Sunday, July 31, 2016

Fletnern Elves

I have been mulling over how I was going to respond to NSD’s comment about matriarchal elves. First off, he did exactly what I hope you guys are doing - taking my examples and prompts and thinking about how it works in your world. Taking these posts and “making it your own”.

But he also got into the whole “elves live to be 1,000” thing. I’m not saying he’s wrong, or that any of you that do that are wrong! But I came at the whole world building things a bit differently. So here’s my story:

There were two books I took out of the (grade/elementary) school library religiously - well not exactly religiously but you know what I mean: The History of the Boy Scouts and Norse Mythology. We’ll ignore the first one here. So starting at age 6 or 7, my mind was first learning about myths and legends from the Norse point of view. I didn’t really understand who the Greek gods were until a couple years later and didn’t read the LotR until 8th grade. When I started building Fletnern and more importantly Legend Quest, I wrote it more from a Norse perspective than from a JRRT perspective. (Yes - I know he used similar source material, but we went in different directions!)

What do I mean? Well, dwarves and trolls are related. I still don’t fully understand where all that BS about trolls regenerating came from, I mean if you’re using JRRT as your source material, shouldn’t they turn to stone? My elves are often bad guys, or at least elites more intent on their traditions and current power than what would be considered “good” by every other race. Sure, I use orcs, but to me they are more of the stereo-type “noble savage” then slaves to the dark master(s).

There are all different kinds of dragons on Fletnern, but what differs is more than just what color they are. Also, without what I consider to be the horrible story telling of alignments, characters, especially the antagonists, can finally become more than one-dimensional characters. I even have slave traders that people like in my world; slave traders who important and vital members of the community.

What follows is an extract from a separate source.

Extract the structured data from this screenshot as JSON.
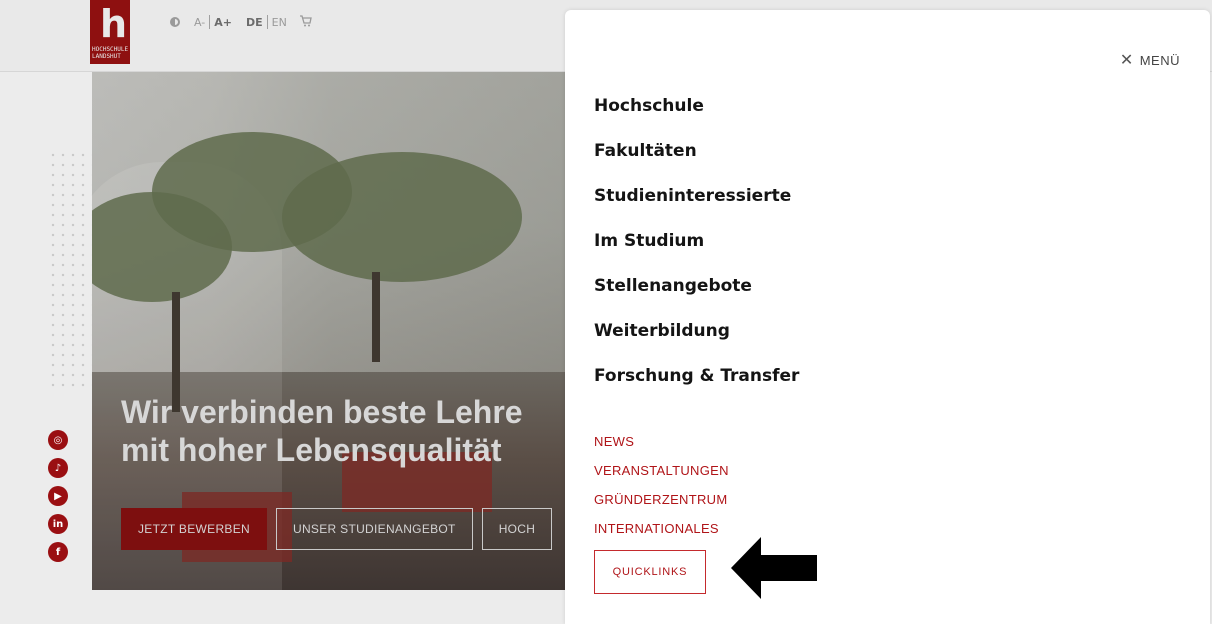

Why do you care? You should care because my world is different than yours, likely even more different from yours than yours is different from some of the other peoples’ worlds. You shouldn’t change your world to match mine, any more than you should change it because some game company came out with a source book. But in knowing that my elves live normal life spans (the nobles do live to 120-150 due to all the magic, but not 1,000), you can interpret what I’m saying and then translate the bits you want to your world.

NSD was right - His elves have longer life spans. They have longer gestational periods. They have fewer children in the family. The bonds between mother and child over the course of centuries should be incredibly different than that of humans and orcs. My point was that too often we as world builders and game masters forget those differences. He hit it squarely on the head!